In the C2W2 assingment, it is showing a technique to identify bias. When the encoder outputs the latent space with the means and stds for each feature, it is calculated the covariance matrix. Then the covariance matrix is used to identify the risk of bias.

I would like to know better how is the correct interpretation after generating the images with the decoder. Should the images show the same pattern for covariance as we have in the original covariance matrix ? But if we want our generations to “escape” those patterns for the sake of diversity?

In essence, my question is how to interpret the risk of bias having these informations: the latent space, the matrix of covariance, the means and stds for the features, and the generated image set.

Thanks in advance!

Hi @Jaspier , here are some thoughts about your questions.

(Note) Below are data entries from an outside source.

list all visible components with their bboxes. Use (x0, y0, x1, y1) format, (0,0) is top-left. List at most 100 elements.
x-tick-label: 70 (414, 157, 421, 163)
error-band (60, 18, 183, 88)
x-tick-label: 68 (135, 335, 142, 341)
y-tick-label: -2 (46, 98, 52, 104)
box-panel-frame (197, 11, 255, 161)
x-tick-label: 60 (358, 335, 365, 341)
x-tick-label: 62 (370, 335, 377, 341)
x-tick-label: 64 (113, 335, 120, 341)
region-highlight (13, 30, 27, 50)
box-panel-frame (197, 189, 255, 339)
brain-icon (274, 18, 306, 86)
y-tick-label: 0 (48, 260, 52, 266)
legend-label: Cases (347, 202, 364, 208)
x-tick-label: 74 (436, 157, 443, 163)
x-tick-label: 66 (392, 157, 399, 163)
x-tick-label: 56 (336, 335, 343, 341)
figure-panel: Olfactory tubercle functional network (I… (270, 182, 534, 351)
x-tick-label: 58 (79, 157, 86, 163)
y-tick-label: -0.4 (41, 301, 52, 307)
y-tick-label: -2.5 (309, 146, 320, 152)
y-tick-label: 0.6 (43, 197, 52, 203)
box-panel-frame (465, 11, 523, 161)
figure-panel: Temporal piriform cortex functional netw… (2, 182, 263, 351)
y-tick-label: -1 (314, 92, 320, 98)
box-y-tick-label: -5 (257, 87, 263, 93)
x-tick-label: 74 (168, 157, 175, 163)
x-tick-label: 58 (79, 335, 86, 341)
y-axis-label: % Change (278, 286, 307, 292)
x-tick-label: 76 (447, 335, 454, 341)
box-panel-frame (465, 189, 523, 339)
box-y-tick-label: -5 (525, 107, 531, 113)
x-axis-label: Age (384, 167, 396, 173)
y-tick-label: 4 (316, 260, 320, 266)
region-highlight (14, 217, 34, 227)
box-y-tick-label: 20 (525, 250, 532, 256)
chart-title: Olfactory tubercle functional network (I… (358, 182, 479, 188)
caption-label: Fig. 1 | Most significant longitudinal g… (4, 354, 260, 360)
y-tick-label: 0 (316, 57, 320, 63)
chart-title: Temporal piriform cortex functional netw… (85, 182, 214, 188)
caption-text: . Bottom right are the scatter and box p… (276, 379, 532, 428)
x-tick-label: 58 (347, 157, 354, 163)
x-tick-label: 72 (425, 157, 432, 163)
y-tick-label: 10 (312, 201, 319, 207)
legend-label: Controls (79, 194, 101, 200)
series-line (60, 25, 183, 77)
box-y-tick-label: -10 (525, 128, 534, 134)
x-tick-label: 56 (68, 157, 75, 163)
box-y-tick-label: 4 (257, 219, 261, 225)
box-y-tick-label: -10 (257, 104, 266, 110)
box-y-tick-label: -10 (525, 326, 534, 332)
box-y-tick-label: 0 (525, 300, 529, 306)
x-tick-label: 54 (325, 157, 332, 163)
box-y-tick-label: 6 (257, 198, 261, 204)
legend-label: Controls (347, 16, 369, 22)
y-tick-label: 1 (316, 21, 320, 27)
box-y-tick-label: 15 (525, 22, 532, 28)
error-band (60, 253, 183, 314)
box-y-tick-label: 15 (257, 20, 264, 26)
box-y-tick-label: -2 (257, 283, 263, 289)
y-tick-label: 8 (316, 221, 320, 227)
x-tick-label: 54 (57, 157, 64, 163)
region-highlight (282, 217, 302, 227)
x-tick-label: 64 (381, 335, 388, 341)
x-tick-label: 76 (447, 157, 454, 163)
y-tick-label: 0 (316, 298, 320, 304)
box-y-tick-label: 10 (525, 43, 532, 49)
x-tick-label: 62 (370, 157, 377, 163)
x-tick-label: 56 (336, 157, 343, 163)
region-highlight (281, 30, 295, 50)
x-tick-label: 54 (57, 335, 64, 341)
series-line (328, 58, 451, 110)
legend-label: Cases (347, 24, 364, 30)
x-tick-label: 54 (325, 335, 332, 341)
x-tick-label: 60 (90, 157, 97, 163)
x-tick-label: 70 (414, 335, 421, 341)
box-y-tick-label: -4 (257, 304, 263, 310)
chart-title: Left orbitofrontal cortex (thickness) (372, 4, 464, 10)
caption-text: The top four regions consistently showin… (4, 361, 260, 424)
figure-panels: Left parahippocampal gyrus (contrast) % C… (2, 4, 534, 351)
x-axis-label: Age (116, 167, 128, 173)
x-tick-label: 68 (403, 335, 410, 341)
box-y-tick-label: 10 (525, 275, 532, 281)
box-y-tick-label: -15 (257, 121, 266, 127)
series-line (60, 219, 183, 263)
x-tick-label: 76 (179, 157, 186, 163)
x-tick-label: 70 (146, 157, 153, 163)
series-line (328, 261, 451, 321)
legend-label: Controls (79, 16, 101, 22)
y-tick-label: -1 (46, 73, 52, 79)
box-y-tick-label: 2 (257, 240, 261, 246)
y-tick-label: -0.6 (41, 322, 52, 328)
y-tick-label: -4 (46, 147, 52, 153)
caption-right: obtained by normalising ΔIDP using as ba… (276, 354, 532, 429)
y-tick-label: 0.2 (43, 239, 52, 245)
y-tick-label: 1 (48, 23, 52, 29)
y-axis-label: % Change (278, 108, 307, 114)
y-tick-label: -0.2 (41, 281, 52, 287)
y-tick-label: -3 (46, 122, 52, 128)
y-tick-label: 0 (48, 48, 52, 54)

- The latent space is a high-dimensional space representing the data’s underlying distribution. It is possible that the latent space may be biased, for instance, if there are more points in the latent space that correspond to images of one protected class than another. This could lead to the generator generating more images of that protected class, even if the discriminator is not biased.
- The matrix of covariance is a measure of the correlation between different features in the data. It is possible that the matrix of covariance may be biased, for instance, if there is a stronger correlation between two features in one protected class than in another. Again, this could lead to the generator generating images with more correlated features, even if the discriminator is not biased.
- The means and standards for the features are the average and standard deviation of each feature in the data. It is possible that the means and stds may be biased, for instance, if the average age of images in one protected class is different from the average age of images in another protected class. This could lead to the generator generating images that are older or younger, even if the discriminator is not biased.
- The generated image set is the set of images that the generator has generated. It is possible that the generated image set may be biased, for instance, if there are more images of one protected class than another. This could be due to the latent space, the matrix of covariance, the means and standards, or the discriminator.

So, there are a number of ways that bias can be introduced into GANs.